Sept. 21 (Bloomberg) -- U.S. Bancorp, the nation’s fifth-largest commercial lender by deposits, may be cut one level by Moody’s Investors Service as rivals recover and pose stiffer competition.
“The rating review will consider U.S. Bancorp’s long-term ability to sustain its consistent, superior performance in light of increasing competition now that its peers have largely returned to health and are actively seeking growth,” Moody’s said yesterday in a statement.
The lender, led by Chief Executive Officer Richard Davis, 54, could be cut one level to A1 from Aa3, according to Moody’s. The Minneapolis-based company faces “incremental volatility” from its expansion in mortgage banking, and that may be magnified because of a capital profile that, “while healthy, does not distinguish it from its peers,” Moody’s said.
U.S. Bancorp closed down 30 cents to $34.04 in New York yesterday and was little changed in extended trading. The shares have climbed 26 percent this year, outpacing the 22 percent gain for the 81-company Standard & Poor’s 500 Financials Index.
The warning from Moody’s came “a little out of the blue” as U.S. Bancorp generates “about the strongest numbers of any bank you could come up with,” Scott Siefers, an analyst at Sandler O’Neill & Partners LP, said in a phone interview. “Anyone would be hard-pressed to find a stronger or better-positioned name out there.”
Excluding the first quarter of this year, U.S. Bancorp has boosted profit every quarter since the last three months of 2009. Davis, who has run the lender since 2006, never posted a loss while at the helm and calls his banking strategy of taking deposits and making loans boring.
“Despite the review, U.S. Bancorp’s position near the top of our rated bank universe is not in question,” Allen Tischler, a Moody’s analyst, said in the statement.

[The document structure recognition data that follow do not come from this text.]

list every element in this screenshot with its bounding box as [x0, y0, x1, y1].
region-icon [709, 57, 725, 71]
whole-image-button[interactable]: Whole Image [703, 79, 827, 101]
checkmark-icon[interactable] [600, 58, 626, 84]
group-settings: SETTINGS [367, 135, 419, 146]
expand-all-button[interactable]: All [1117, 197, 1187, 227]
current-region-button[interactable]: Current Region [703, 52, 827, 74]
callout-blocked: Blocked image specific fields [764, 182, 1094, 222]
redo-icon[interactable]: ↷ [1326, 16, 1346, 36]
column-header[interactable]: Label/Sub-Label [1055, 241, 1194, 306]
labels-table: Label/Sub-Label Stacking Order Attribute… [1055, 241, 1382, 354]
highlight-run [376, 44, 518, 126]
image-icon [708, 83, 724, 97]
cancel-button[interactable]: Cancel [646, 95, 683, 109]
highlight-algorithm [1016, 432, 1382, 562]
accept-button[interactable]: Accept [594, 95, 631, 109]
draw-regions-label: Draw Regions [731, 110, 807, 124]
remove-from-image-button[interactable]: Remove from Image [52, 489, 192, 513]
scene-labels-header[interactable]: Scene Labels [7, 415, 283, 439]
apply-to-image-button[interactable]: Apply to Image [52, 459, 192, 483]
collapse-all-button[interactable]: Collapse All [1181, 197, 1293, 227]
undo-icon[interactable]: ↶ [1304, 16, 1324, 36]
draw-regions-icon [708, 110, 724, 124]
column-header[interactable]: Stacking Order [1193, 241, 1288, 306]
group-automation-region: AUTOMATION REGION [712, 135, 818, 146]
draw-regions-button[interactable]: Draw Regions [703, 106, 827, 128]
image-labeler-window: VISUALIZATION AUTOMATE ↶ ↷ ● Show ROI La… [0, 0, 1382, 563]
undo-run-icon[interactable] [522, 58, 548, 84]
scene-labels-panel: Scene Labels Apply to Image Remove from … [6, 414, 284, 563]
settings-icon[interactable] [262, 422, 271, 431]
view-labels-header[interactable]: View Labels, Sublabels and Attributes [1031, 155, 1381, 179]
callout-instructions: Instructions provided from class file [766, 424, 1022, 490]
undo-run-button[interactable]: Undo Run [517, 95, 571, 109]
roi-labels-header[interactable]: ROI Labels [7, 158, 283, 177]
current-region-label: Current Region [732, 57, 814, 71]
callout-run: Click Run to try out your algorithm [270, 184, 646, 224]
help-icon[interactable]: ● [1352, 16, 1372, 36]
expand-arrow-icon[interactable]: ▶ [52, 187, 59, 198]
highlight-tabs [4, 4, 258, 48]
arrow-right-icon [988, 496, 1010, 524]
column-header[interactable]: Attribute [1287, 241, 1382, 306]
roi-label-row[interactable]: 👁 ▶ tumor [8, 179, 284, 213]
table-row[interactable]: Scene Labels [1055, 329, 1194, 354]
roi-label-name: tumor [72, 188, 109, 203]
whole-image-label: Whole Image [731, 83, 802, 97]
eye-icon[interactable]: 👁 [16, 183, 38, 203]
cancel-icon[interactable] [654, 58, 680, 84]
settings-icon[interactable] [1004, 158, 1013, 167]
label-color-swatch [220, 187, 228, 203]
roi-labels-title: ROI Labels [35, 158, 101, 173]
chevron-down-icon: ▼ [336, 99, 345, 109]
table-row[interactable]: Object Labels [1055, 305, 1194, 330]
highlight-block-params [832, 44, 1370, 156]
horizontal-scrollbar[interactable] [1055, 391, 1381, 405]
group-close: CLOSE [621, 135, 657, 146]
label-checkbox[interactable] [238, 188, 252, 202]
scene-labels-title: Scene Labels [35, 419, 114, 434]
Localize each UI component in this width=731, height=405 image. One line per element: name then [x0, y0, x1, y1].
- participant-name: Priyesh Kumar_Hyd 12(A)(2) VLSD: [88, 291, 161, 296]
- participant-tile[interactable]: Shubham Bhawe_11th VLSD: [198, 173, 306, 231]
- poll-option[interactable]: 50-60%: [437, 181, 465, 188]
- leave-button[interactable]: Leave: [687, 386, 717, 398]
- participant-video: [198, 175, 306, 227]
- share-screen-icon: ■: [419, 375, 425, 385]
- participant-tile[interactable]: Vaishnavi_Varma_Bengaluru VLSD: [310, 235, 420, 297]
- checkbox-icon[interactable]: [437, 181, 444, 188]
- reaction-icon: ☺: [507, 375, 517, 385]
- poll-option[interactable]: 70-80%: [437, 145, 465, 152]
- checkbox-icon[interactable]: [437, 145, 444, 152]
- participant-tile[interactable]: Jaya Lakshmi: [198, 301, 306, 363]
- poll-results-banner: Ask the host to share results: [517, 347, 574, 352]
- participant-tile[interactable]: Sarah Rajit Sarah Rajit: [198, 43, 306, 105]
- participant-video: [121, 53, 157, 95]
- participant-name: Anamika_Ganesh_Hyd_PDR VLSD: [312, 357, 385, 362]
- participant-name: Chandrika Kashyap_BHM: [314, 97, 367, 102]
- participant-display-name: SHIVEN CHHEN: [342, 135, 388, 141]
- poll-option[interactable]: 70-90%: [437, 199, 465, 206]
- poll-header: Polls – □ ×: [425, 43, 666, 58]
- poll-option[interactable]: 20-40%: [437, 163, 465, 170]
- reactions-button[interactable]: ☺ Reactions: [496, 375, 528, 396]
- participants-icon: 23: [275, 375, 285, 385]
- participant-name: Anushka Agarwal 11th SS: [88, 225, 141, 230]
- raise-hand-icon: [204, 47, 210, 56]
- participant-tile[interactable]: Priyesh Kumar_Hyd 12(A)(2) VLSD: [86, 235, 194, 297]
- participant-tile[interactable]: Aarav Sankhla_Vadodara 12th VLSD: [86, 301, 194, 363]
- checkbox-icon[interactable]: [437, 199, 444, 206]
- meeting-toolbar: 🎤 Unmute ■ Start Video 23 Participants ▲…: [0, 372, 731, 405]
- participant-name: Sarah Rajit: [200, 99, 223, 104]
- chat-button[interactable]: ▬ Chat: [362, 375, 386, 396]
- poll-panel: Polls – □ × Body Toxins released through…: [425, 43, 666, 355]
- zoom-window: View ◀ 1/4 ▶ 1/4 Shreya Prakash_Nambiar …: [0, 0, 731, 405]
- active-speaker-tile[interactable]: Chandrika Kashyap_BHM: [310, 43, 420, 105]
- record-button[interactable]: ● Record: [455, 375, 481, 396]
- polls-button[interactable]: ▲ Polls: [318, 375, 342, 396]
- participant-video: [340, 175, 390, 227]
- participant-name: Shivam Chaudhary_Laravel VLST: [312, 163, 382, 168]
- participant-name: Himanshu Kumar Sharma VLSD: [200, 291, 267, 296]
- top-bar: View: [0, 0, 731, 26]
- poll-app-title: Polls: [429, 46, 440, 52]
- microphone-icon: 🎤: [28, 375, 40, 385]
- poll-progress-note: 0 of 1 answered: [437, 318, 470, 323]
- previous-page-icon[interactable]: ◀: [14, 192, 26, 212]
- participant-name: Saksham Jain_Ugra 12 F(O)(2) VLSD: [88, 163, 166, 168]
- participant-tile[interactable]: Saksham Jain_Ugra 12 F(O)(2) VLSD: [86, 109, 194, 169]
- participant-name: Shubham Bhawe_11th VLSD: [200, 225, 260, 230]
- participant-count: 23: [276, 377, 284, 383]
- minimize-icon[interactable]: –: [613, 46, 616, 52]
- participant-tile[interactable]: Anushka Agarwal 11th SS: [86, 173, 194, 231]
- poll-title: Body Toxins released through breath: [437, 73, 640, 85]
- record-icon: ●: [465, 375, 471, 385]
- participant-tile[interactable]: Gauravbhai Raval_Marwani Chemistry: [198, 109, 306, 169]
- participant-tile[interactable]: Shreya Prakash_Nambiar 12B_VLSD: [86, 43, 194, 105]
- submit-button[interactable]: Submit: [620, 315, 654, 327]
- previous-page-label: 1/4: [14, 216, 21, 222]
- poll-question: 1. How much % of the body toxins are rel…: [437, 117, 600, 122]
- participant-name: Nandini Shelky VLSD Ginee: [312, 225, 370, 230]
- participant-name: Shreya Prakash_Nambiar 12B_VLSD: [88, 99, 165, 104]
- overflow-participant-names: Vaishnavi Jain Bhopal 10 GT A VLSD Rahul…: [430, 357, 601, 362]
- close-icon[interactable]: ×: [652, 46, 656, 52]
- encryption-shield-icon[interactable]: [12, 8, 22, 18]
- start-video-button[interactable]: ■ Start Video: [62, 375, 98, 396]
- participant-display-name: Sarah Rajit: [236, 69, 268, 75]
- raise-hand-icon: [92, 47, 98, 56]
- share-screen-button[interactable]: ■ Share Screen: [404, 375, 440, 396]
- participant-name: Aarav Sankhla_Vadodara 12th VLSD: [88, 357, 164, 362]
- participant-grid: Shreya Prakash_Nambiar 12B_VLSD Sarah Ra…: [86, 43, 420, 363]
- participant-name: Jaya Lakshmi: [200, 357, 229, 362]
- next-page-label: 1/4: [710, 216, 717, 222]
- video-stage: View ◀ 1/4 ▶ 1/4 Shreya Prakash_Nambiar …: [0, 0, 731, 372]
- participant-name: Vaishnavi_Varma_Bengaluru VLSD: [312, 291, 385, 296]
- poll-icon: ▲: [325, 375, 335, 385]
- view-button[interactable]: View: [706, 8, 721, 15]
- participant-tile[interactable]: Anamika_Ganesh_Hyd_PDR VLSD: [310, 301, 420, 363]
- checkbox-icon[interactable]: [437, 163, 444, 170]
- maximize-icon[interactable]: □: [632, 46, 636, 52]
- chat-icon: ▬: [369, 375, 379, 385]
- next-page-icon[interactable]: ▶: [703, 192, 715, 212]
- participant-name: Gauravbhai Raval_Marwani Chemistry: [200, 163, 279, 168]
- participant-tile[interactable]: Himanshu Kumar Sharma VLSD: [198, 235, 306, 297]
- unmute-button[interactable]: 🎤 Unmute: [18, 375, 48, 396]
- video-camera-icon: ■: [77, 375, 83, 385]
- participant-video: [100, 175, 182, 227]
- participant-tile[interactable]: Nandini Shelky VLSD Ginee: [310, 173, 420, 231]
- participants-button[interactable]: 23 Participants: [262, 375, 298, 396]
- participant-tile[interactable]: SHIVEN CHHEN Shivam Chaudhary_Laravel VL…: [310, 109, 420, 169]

U.S. Bancorp counts billionaire Warren Buffett’s Berkshire Hathaway Inc. as one of its biggest shareholders. The Omaha, Nebraska-based company held a stake of about 3.5 percent at midyear, data compiled by Bloomberg show.
The lender has the highest return on common equity, a measure of profitability, of the 24-company KBW Bank Index. U.S. Bancorp’s return of 16.5 percent beats Wells Fargo & Co.’s 12.4 percent, data compiled by Bloomberg show.